“Never uses smuggled tobacco,” said he, as he looked to the woman with complacent smile, as if, according to my thought, he wanted to appear big in her presence—a little simple even I myself in this thought, as you will see immediately. “I find no use,” he added, “in blowing in the Queen’s face.”
“Ratho?” said I.
And the word was no sooner out, than the girl went off like a flash, proving thereby that she was an accomplice, and he at the same instant; and, before I could seize him, he made up the Potterrow like a Cherokee Indian throwing away his calumet of peace in escaping from war. I made instantly after him, quickened by the conviction of my folly in uttering the charmed word without using at the same time my hand. Being supple in those days, and, though I say it, a first-rate runner, sufficient to have coped with Lapsley himself—whom I had afterwards something to do with, though not in the running line—I made up with my man in the entry leading from the Potterrow to Nicolson Square, where, collaring him, I brought him to a stand.

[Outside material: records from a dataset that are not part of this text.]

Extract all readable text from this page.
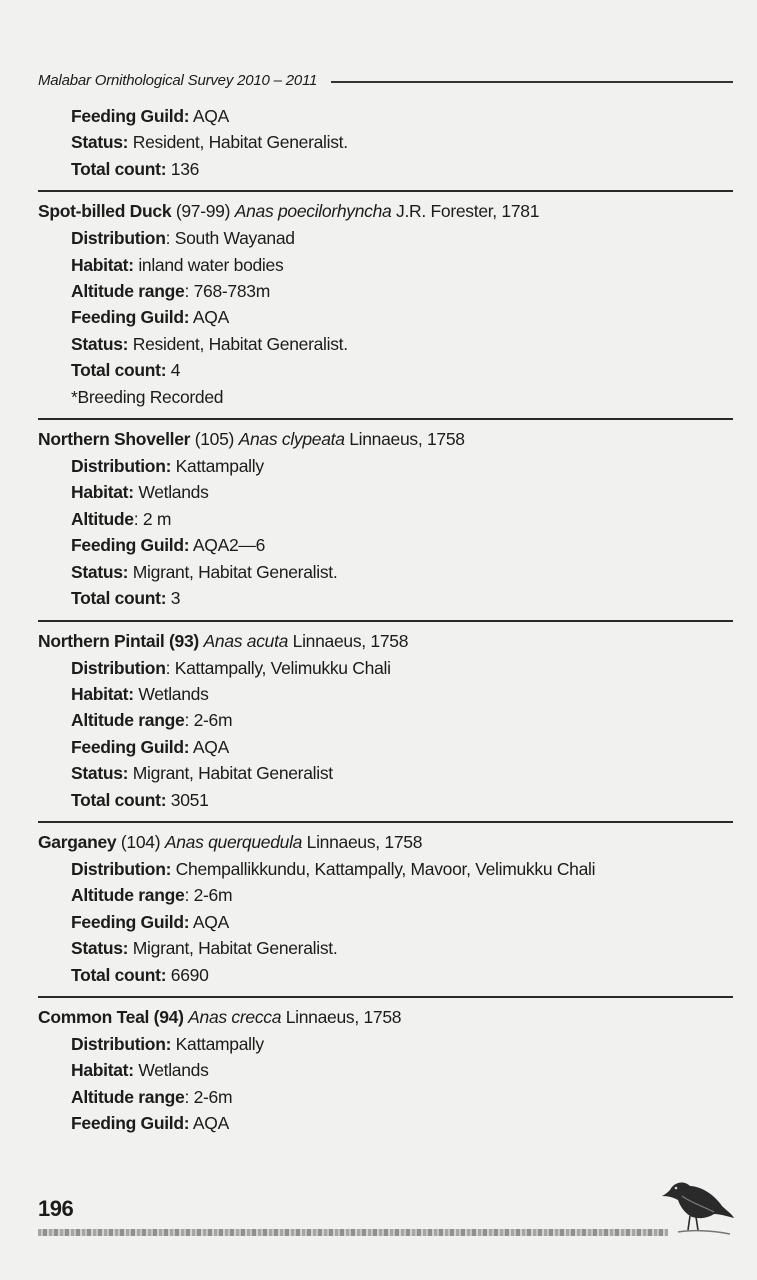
Malabar Ornithological Survey 2010 – 2011
Feeding Guild: AQA
Status: Resident, Habitat Generalist.
Total count: 136
Spot-billed Duck (97-99) Anas poecilorhyncha J.R. Forester, 1781
Distribution: South Wayanad
Habitat: inland water bodies
Altitude range: 768-783m
Feeding Guild: AQA
Status: Resident, Habitat Generalist.
Total count: 4
*Breeding Recorded
Northern Shoveller (105) Anas clypeata Linnaeus, 1758
Distribution: Kattampally
Habitat: Wetlands
Altitude: 2 m
Feeding Guild: AQA2—6
Status: Migrant, Habitat Generalist.
Total count: 3
Northern Pintail (93) Anas acuta Linnaeus, 1758
Distribution: Kattampally, Velimukku Chali
Habitat: Wetlands
Altitude range: 2-6m
Feeding Guild: AQA
Status: Migrant, Habitat Generalist
Total count: 3051
Garganey (104) Anas querquedula Linnaeus, 1758
Distribution: Chempallikkundu, Kattampally, Mavoor, Velimukku Chali
Altitude range: 2-6m
Feeding Guild: AQA
Status: Migrant, Habitat Generalist.
Total count: 6690
Common Teal (94) Anas crecca Linnaeus, 1758
Distribution: Kattampally
Habitat: Wetlands
Altitude range: 2-6m
Feeding Guild: AQA
196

He became quite peaceful, and as I walked him to the Office, I let him up to our old acquaintanceship—the recollection of the part he took in which, so like the conversation into which I had so playfully led him, made him bite his lip for his stupidity.
“I fear you will now know,” said I, “whether your case of the starved wretch and the roll is applicable to your roll. I put you on your guard at the time, and you see what you have made of it.”
“Tobacco!” said the poor fellow with a groan, which went to my heart like so many other groans necessitated to be shut out. “I began to smoke when a mere child. I imitated my father. The passion grew upon me by degrees, till I came to spend more money on’t than I did upon meal. I was never happy unless I was steeped in the beloved lethargy, and always miserable when I could not get it. It has been to me what drink is to so many. I would have pawned my coat for a pipeful; ay, and I have pawned for it. Surely this is God’s work following the devil’s.”
And letting his head drop upon his breast, he groaned again deeper than before.
“Yes,” said I, “you have been upon the sliding scale. You began with a whiff, and you will end with a blast that will carry you to Botany Bay.”
“Yes, yes,” he responded, “I now see that a very small gratification may be fed up into a passion, and that passion to a crime, and then the burst.” And after some time he added, “But maybe the judges may have pity on me, when they know how I was pushed on from less to more.”
“Then they would pity all that come before them,” said I; “all crimes have small beginnings and big endings.”
And so I took him to the Office, where I proceeded to search him, and here is something curious: He wore a kind of bonnet—a Gilmerton bonnet, because it is usually worn by the carters of that village. The article has often a hoop in it, to keep it light on the head; and concealed in the case of the hoop there were a number of plies of the stolen twist. Nor was this all. On pulling up the legs of his trousers, there were discovered three or four ply on each leg, serving the purpose of garters. Then within his neckcloth there were so many plies, that he might have been said to have had a tobacco neckerchief. You might have called him a tobacco idol, fitted for being set up to be worshipped by the votaries of the leaf.